Justin Cappos explains that he has not yet seen any evidence that such attacks took place. But they analyzed GitHub repositories and found that thousands of users had accidentally leaked their security.md files. He notes that the security information of some popular projects has been changed, but it is unknown whether these changes are intentional, accidental or malicious. He adds that most of the affected repositories are not considered critical.

According to Justin Cappos, the vulnerability is easy to exploit, but targeting is difficult. However, attackers can lure users by deliberately including errors in their code, but there is no guarantee that they will respond.

During the vulnerability disclosure process with HackerOne on March 20, Justin Kappos confirmed that they have documentation of the issue. GitHub is taking the vulnerability seriously, but at the same time it is not sure that this is a real vulnerability that needs to be fixed.

“I somewhat agree with GitHub’s assessment that this is not very serious. Although their issue tracker has rated this as critical (the highest category) – mainly because you have access to very sensitive information and it affects a wide range of repositories – the fact is that someone has to be a good Samaritan in the first place and forking your repository to send a pull request makes it harder to attack a specific part,” admits Justin Cappos. “However, for an attacker who simply wants to compromise projects as a whole, this is a significant problem.”

To date, no CVE or patch has been assigned for this vulnerability, and Justin Cappos encourages users to protect themselves by creating an empty .github repository.

“If you created your own .github repository, this will not affect you, since you will not be able to overwrite yours when you fork someone else’s. But if you haven’t created it, which most users don’t because they’re not very popular, then you’re vulnerable,” he explains.

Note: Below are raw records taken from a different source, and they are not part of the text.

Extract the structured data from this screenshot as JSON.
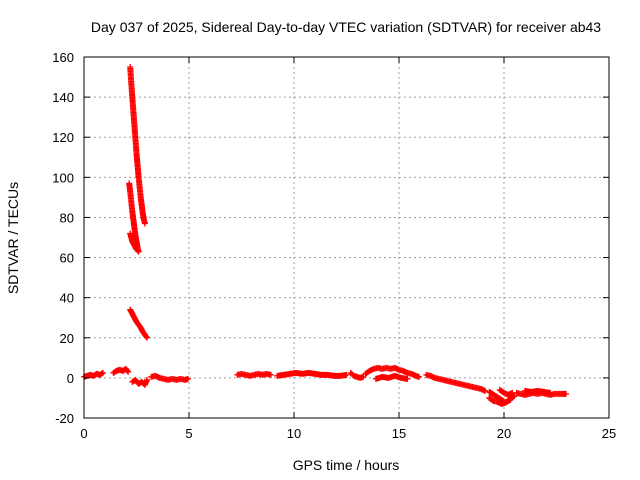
{
  "chart_data": {
    "type": "scatter",
    "title": "Day 037 of 2025, Sidereal Day-to-day VTEC variation (SDTVAR) for receiver ab43",
    "xlabel": "GPS time / hours",
    "ylabel": "SDTVAR / TECUs",
    "xlim": [
      0,
      25
    ],
    "ylim": [
      -20,
      160
    ],
    "xticks": [
      0,
      5,
      10,
      15,
      20,
      25
    ],
    "yticks": [
      -20,
      0,
      20,
      40,
      60,
      80,
      100,
      120,
      140,
      160
    ],
    "grid": true,
    "marker": "plus",
    "color": "#ff0000",
    "series": [
      {
        "name": "SDTVAR",
        "segments": [
          [
            [
              0.0,
              0.5
            ],
            [
              0.15,
              1.0
            ],
            [
              0.3,
              1.5
            ],
            [
              0.45,
              1.0
            ],
            [
              0.6,
              2.0
            ],
            [
              0.75,
              1.5
            ],
            [
              0.9,
              2.5
            ]
          ],
          [
            [
              1.4,
              2.5
            ],
            [
              1.55,
              3.5
            ],
            [
              1.7,
              4.0
            ],
            [
              1.85,
              3.5
            ],
            [
              2.0,
              4.5
            ],
            [
              2.1,
              3.0
            ]
          ],
          [
            [
              2.2,
              155
            ],
            [
              2.25,
              147
            ],
            [
              2.3,
              140
            ],
            [
              2.35,
              133
            ],
            [
              2.4,
              126
            ],
            [
              2.45,
              119
            ],
            [
              2.5,
              112
            ],
            [
              2.55,
              106
            ],
            [
              2.6,
              100
            ],
            [
              2.65,
              95
            ],
            [
              2.7,
              90
            ],
            [
              2.75,
              86
            ],
            [
              2.8,
              82
            ],
            [
              2.85,
              79
            ],
            [
              2.9,
              77
            ]
          ],
          [
            [
              2.15,
              97
            ],
            [
              2.2,
              93
            ],
            [
              2.25,
              88
            ],
            [
              2.3,
              83
            ],
            [
              2.35,
              79
            ],
            [
              2.4,
              75
            ],
            [
              2.45,
              71
            ],
            [
              2.5,
              68
            ],
            [
              2.55,
              65
            ],
            [
              2.6,
              63
            ]
          ],
          [
            [
              2.2,
              72
            ],
            [
              2.3,
              68
            ],
            [
              2.4,
              66
            ],
            [
              2.5,
              64
            ],
            [
              2.6,
              63
            ]
          ],
          [
            [
              2.2,
              34
            ],
            [
              2.3,
              32
            ],
            [
              2.4,
              30
            ],
            [
              2.5,
              28
            ],
            [
              2.6,
              26.5
            ],
            [
              2.7,
              25
            ],
            [
              2.8,
              23
            ],
            [
              2.9,
              21.5
            ],
            [
              3.0,
              20
            ]
          ],
          [
            [
              2.3,
              -2
            ],
            [
              2.45,
              -1
            ],
            [
              2.6,
              -3
            ],
            [
              2.75,
              -2
            ],
            [
              2.9,
              -3.5
            ],
            [
              3.0,
              -1
            ]
          ],
          [
            [
              3.2,
              0.5
            ],
            [
              3.4,
              1.0
            ],
            [
              3.6,
              0
            ],
            [
              3.8,
              -0.5
            ],
            [
              4.0,
              -1.0
            ],
            [
              4.2,
              -0.5
            ],
            [
              4.4,
              -1.0
            ],
            [
              4.6,
              -0.5
            ],
            [
              4.8,
              -1.0
            ],
            [
              4.95,
              -0.5
            ]
          ],
          [
            [
              7.3,
              1.5
            ],
            [
              7.5,
              2.0
            ],
            [
              7.7,
              1.5
            ],
            [
              7.9,
              1.0
            ],
            [
              8.1,
              1.5
            ],
            [
              8.3,
              2.0
            ],
            [
              8.5,
              1.5
            ],
            [
              8.7,
              2.0
            ],
            [
              8.9,
              1.5
            ]
          ],
          [
            [
              9.2,
              1.0
            ],
            [
              9.5,
              1.5
            ],
            [
              9.8,
              2.0
            ],
            [
              10.1,
              2.5
            ],
            [
              10.4,
              2.0
            ],
            [
              10.7,
              2.5
            ],
            [
              11.0,
              2.0
            ],
            [
              11.3,
              1.5
            ],
            [
              11.6,
              1.5
            ],
            [
              11.9,
              1.0
            ],
            [
              12.2,
              1.0
            ],
            [
              12.5,
              1.5
            ]
          ],
          [
            [
              12.7,
              2.5
            ],
            [
              12.85,
              1.0
            ],
            [
              13.0,
              0.5
            ],
            [
              13.15,
              0
            ],
            [
              13.3,
              0.5
            ]
          ],
          [
            [
              13.4,
              2.0
            ],
            [
              13.6,
              3.5
            ],
            [
              13.8,
              4.5
            ],
            [
              14.0,
              5.0
            ],
            [
              14.2,
              4.5
            ],
            [
              14.4,
              5.0
            ],
            [
              14.6,
              4.5
            ],
            [
              14.8,
              5.0
            ],
            [
              15.0,
              4.0
            ],
            [
              15.2,
              3.5
            ],
            [
              15.4,
              2.5
            ],
            [
              15.6,
              2.0
            ],
            [
              15.8,
              1.0
            ],
            [
              15.95,
              0.5
            ]
          ],
          [
            [
              13.9,
              -0.5
            ],
            [
              14.2,
              0.5
            ],
            [
              14.5,
              0
            ],
            [
              14.8,
              1.0
            ],
            [
              15.1,
              0
            ],
            [
              15.4,
              -0.5
            ]
          ],
          [
            [
              16.3,
              1.5
            ],
            [
              16.5,
              1.0
            ],
            [
              16.7,
              0
            ],
            [
              16.9,
              -0.5
            ],
            [
              17.1,
              -1.0
            ],
            [
              17.3,
              -1.5
            ],
            [
              17.5,
              -2.0
            ],
            [
              17.7,
              -2.5
            ],
            [
              17.9,
              -3.0
            ],
            [
              18.1,
              -3.5
            ],
            [
              18.3,
              -4.0
            ],
            [
              18.5,
              -4.5
            ],
            [
              18.7,
              -5.0
            ],
            [
              18.9,
              -5.5
            ],
            [
              19.1,
              -6.5
            ]
          ],
          [
            [
              19.3,
              -7.0
            ],
            [
              19.45,
              -8.0
            ],
            [
              19.6,
              -9.0
            ],
            [
              19.75,
              -10.0
            ],
            [
              19.9,
              -11.0
            ],
            [
              20.05,
              -12.5
            ],
            [
              20.2,
              -11.5
            ],
            [
              20.35,
              -10.0
            ],
            [
              20.5,
              -9.0
            ]
          ],
          [
            [
              19.3,
              -10.0
            ],
            [
              19.5,
              -11.5
            ],
            [
              19.7,
              -12.0
            ],
            [
              19.9,
              -13.0
            ],
            [
              20.1,
              -12.0
            ],
            [
              20.3,
              -11.0
            ]
          ],
          [
            [
              19.8,
              -6.0
            ],
            [
              20.0,
              -7.5
            ],
            [
              20.2,
              -8.5
            ],
            [
              20.4,
              -7.5
            ]
          ],
          [
            [
              20.6,
              -7.5
            ],
            [
              20.8,
              -8.0
            ],
            [
              21.0,
              -8.5
            ],
            [
              21.2,
              -8.0
            ],
            [
              21.4,
              -7.5
            ],
            [
              21.6,
              -8.0
            ],
            [
              21.8,
              -7.5
            ],
            [
              22.0,
              -8.0
            ],
            [
              22.2,
              -8.5
            ],
            [
              22.4,
              -8.0
            ],
            [
              22.6,
              -8.0
            ],
            [
              22.8,
              -8.0
            ],
            [
              22.95,
              -8.0
            ]
          ],
          [
            [
              21.0,
              -6.5
            ],
            [
              21.3,
              -7.0
            ],
            [
              21.6,
              -6.5
            ],
            [
              21.9,
              -7.0
            ],
            [
              22.2,
              -7.5
            ]
          ]
        ]
      }
    ]
  }
}
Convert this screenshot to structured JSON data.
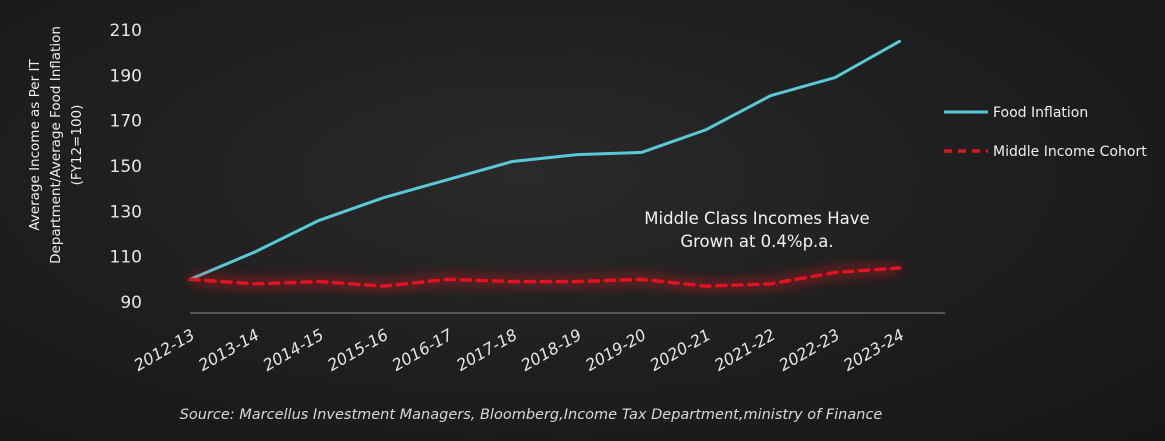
{
  "chart_data": {
    "type": "line",
    "ylabel_lines": [
      "Average Income as Per IT",
      "Department/Average Food Inflation",
      "(FY12=100)"
    ],
    "categories": [
      "2012-13",
      "2013-14",
      "2014-15",
      "2015-16",
      "2016-17",
      "2017-18",
      "2018-19",
      "2019-20",
      "2020-21",
      "2021-22",
      "2022-23",
      "2023-24"
    ],
    "yticks": [
      90,
      110,
      130,
      150,
      170,
      190,
      210
    ],
    "ylim": [
      90,
      210
    ],
    "series": [
      {
        "name": "Food Inflation",
        "color": "#5bc8d8",
        "style": "solid",
        "values": [
          100,
          112,
          126,
          136,
          144,
          152,
          155,
          156,
          166,
          181,
          189,
          205
        ]
      },
      {
        "name": "Middle Income Cohort",
        "color": "#e0141e",
        "style": "dashed",
        "values": [
          100,
          98,
          99,
          97,
          100,
          99,
          99,
          100,
          97,
          98,
          103,
          105
        ]
      }
    ],
    "annotation_lines": [
      "Middle Class Incomes Have",
      "Grown at 0.4%p.a."
    ],
    "legend_position": "right",
    "grid": false
  },
  "source": "Source: Marcellus Investment Managers, Bloomberg,Income Tax Department,ministry of Finance"
}
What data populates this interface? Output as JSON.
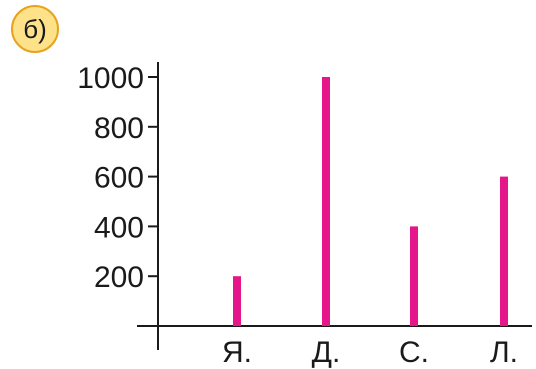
{
  "badge": {
    "label": "б)",
    "fill": "#fde28a",
    "stroke": "#e8a21c"
  },
  "chart_data": {
    "type": "bar",
    "categories": [
      "Я.",
      "Д.",
      "С.",
      "Л."
    ],
    "values": [
      200,
      1000,
      400,
      600
    ],
    "yticks": [
      200,
      400,
      600,
      800,
      1000
    ],
    "ylim": [
      0,
      1000
    ],
    "bar_color": "#e5168a",
    "axis_color": "#1a1a1a",
    "grid": false,
    "legend": "none"
  }
}
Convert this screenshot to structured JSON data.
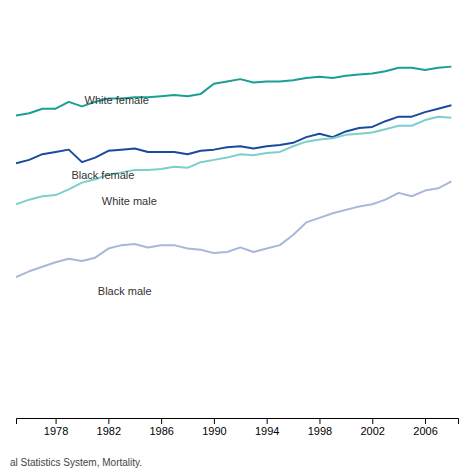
{
  "chart_data": {
    "type": "line",
    "footnote": "al Statistics System, Mortality.",
    "x": [
      1975,
      1976,
      1977,
      1978,
      1979,
      1980,
      1981,
      1982,
      1983,
      1984,
      1985,
      1986,
      1987,
      1988,
      1989,
      1990,
      1991,
      1992,
      1993,
      1994,
      1995,
      1996,
      1997,
      1998,
      1999,
      2000,
      2001,
      2002,
      2003,
      2004,
      2005,
      2006,
      2007,
      2008
    ],
    "series": [
      {
        "name": "White female",
        "color": "#1a9e96",
        "values": [
          76.6,
          76.8,
          77.2,
          77.2,
          77.8,
          77.4,
          77.8,
          78.1,
          78.1,
          78.2,
          78.2,
          78.3,
          78.4,
          78.3,
          78.5,
          79.4,
          79.6,
          79.8,
          79.5,
          79.6,
          79.6,
          79.7,
          79.9,
          80.0,
          79.9,
          80.1,
          80.2,
          80.3,
          80.5,
          80.8,
          80.8,
          80.6,
          80.8,
          80.9
        ]
      },
      {
        "name": "Black female",
        "color": "#1a4a9e",
        "values": [
          72.4,
          72.7,
          73.2,
          73.4,
          73.6,
          72.5,
          72.9,
          73.5,
          73.6,
          73.7,
          73.4,
          73.4,
          73.4,
          73.2,
          73.5,
          73.6,
          73.8,
          73.9,
          73.7,
          73.9,
          74.0,
          74.2,
          74.7,
          75.0,
          74.7,
          75.2,
          75.5,
          75.6,
          76.1,
          76.5,
          76.5,
          76.9,
          77.2,
          77.5
        ]
      },
      {
        "name": "White male",
        "color": "#7ecece",
        "values": [
          68.8,
          69.2,
          69.5,
          69.6,
          70.1,
          70.7,
          71.0,
          71.4,
          71.6,
          71.8,
          71.8,
          71.9,
          72.1,
          72.0,
          72.5,
          72.7,
          72.9,
          73.2,
          73.1,
          73.3,
          73.4,
          73.9,
          74.3,
          74.5,
          74.6,
          74.9,
          75.0,
          75.1,
          75.4,
          75.7,
          75.7,
          76.2,
          76.5,
          76.4
        ]
      },
      {
        "name": "Black male",
        "color": "#a8b8d8",
        "values": [
          62.4,
          62.9,
          63.3,
          63.7,
          64.0,
          63.8,
          64.1,
          64.9,
          65.2,
          65.3,
          65.0,
          65.2,
          65.2,
          64.9,
          64.8,
          64.5,
          64.6,
          65.0,
          64.6,
          64.9,
          65.2,
          66.1,
          67.2,
          67.6,
          68.0,
          68.3,
          68.6,
          68.8,
          69.2,
          69.8,
          69.5,
          70.0,
          70.2,
          70.8
        ]
      }
    ],
    "annotations": [
      {
        "text": "White female",
        "x": 1980.2,
        "y": 77.6
      },
      {
        "text": "Black female",
        "x": 1979.2,
        "y": 71.0
      },
      {
        "text": "White male",
        "x": 1981.5,
        "y": 68.7
      },
      {
        "text": "Black male",
        "x": 1981.2,
        "y": 60.8
      }
    ],
    "xlim": [
      1975,
      2008.5
    ],
    "xticks": [
      1978,
      1982,
      1986,
      1990,
      1994,
      1998,
      2002,
      2006
    ],
    "ylim": [
      50,
      85
    ],
    "tick_labels": "x",
    "grid": false
  }
}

Contacted by TechTarget (MagIT’s parent company), GitHub is committed to investigating the security issues found and explains: “We have taken note of this report, submitted as part of the GitHub bug bounty program, and have confirmed that it represents a low level of security. risk and low likelihood of exploitation. We continue to invest in improving the security of GitHub and our products, and are exploring ways to make this behavior clearer when editing security policy files. »

However, recent attacks on GitHub users have highlighted the popularity of the development platform among attackers, as well as the risks to the open source software supply chain. Earlier this month, Checkmarx discovered that attackers were manipulating GitHub shares and the star watch feature to trick developers into uploading malicious code. In March, Checkmarx reported another attack campaign in which attackers poisoned several popular GitHub code repositories, including Top.gg, which is used for search and discovery on the Discord platform.